3. What’s happening in the picture

Using a picture that depicts a scene such as the beach, children playing in the park. Ask your child to tell you what is happening in the picture.  If your child enjoys art, you could ask them to draw a picture. Initially draw a picture yourself too and when your child has finished their picture, take it in turns to talk about your own pictures.

4. Make a communication board

You can use different headings such as “My day”, “I feel”, “I need”. Laminate a variety of pictures your child can use to communicate and add Velcro to the back. You can use a ring binder to hold a number of boards which your child can take where ever they go.

5. Interactive book

You can create interactive learning books for any life skills you are teaching your child including understanding yes/ no, telling the time, understanding money.

 

6. “I spy”

Before your child learns what letter words begin with, you can play “I spy” by encouraging your child to say something they see or hear or smell “I hear a cow”. Take it in turn with your child as this will promote their social skills and help them learn more vocabulary.

7. Games

Playing board games and outdoor games encourages your child to use repeated vocabulary and can be a great confidence booster as well as fun. Use key phrases that your child can repeat and learn “Your turn”, “my turn”, “ready, steady, go!”. These can be activities the whole family can enjoy.

8. Story telling

Find 4 or 5 child-safe objects from around the house and pop them into a child-safe bag. Support your child to make up a story. Start by saying “One day…” or “Once upon a time..”.Depending on your child’s age and understanding, you will need to adapt the game. Initially you may just want your child to name the object and you construct the story. As time goes on, they may be able to describe the object “A red, squishy ball”, then they may be able to add more description and creativity, taking on more responsibility for the story construction.

 

9. A number or letter walk

Depending on your child’s understanding, you may want to pick a number or letter and take a walk to try to spot the letter or number on signs, on car license plates, on shops and cafes, on street signs. As your child become more confident with letters and numbers you could choose several and make up a checklist or bingo board and challenge your child to find them.  Introduce simple vocabulary at first and allow this to develop such as “Number”, “Found it!” and “Bingo!”. This activity does not require a child to have verbal communication, they can point, use a communication board.

10. Songs

Interactive songs are a fun way of developing vocabulary through repetition and give time for bonding with your child. Some examples include; (pre-schoolers) Row, Row, row your boat and Old Macdonald, (lower primary) “If you are happy and you know it” or “We’re going on a bear hunt!” (Upper primary) “Hokey Cokey”. If your child has a favourite programme or film, you can play it and sing along together.

11. Remembering games

Start the game with the phrase “I went to Belmopan/ San Ignacio etc and I bought a” , then choose an item.  Next encourage your child to say the phrase, the item you bought and add one of their own, You can interchange the theme and make it Holidays or birthdays. To help recognition of letter sounds, you could focus on words that begin with the same letter e.g. Your child’s name e.g. Joshua went on a trip to the zoo and saw a Jaguar.

12. Making sounds

These activities work for all abilities and will support children who are at the early stages of communicating with others to those are more practiced but need support to develop their listening skills and confidence.

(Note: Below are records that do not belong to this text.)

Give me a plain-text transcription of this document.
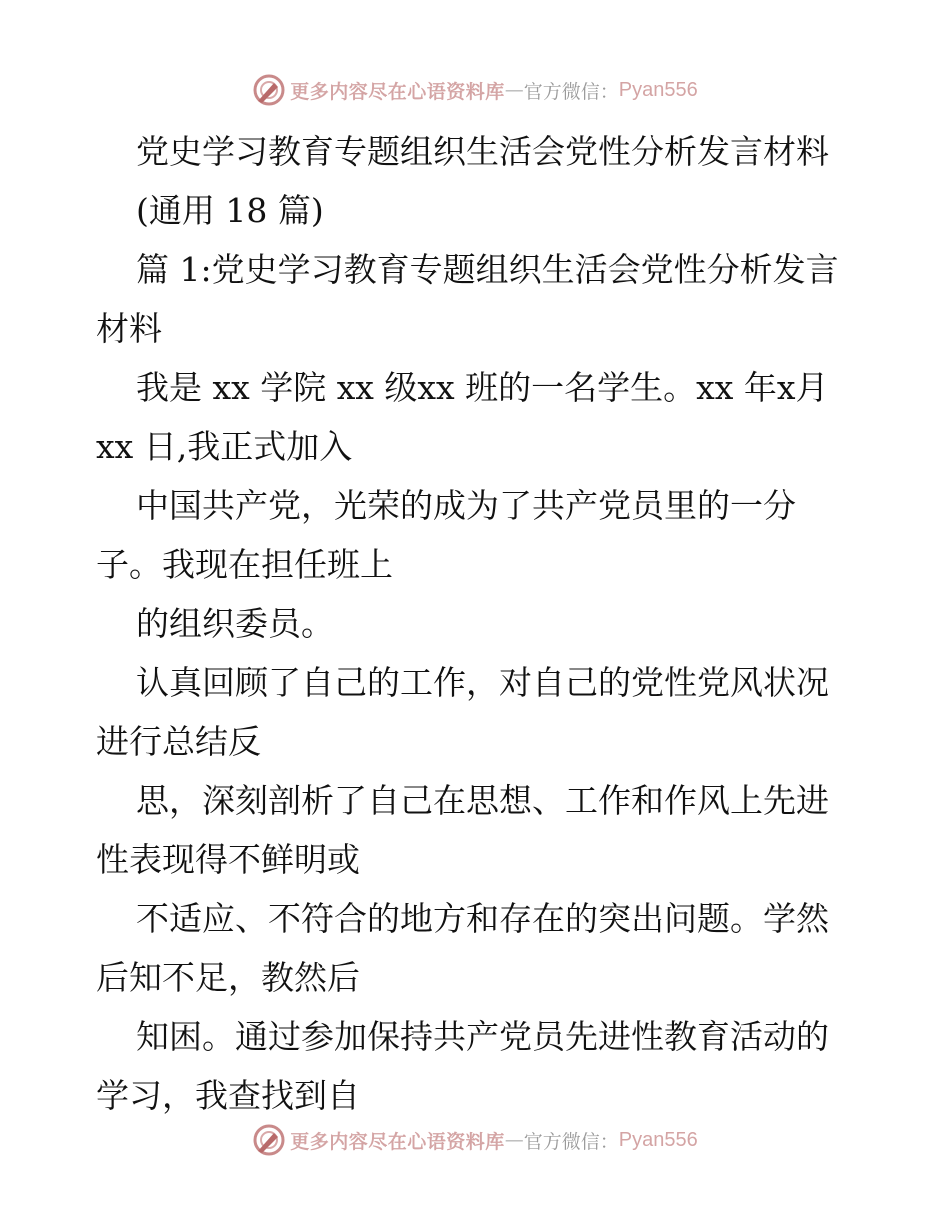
更多内容尽在心语资料库 — 官方微信： Pyan556

党史学习教育专题组织生活会党性分析发言材料
(通用 18 篇)

篇 1:党史学习教育专题组织生活会党性分析发言材料

我是 xx 学院 xx 级xx 班的一名学生。xx 年x月xx 日,我正式加入

中国共产党，光荣的成为了共产党员里的一分子。我现在担任班上

的组织委员。

认真回顾了自己的工作，对自己的党性党风状况进行总结反

思，深刻剖析了自己在思想、工作和作风上先进性表现得不鲜明或

不适应、不符合的地方和存在的突出问题。学然后知不足，教然后

知困。通过参加保持共产党员先进性教育活动的学习，我查找到自

更多内容尽在心语资料库 — 官方微信： Pyan556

  • For younger children- Read a story and encourage your child to make a noise when a particular character is mentioned e.g. In Red Riding Hood when the wolf is mentioned- bang a saucepan lid.

  • Copy me- Ensure you and your child have the same instruments/ objects. Put a barrier such as a book between you so they are unable to see you and ask them to copy the sound you make e.g. tapping a spoon on a bowl. You can extend this activity by introducing patterns of sounds for your child to copy.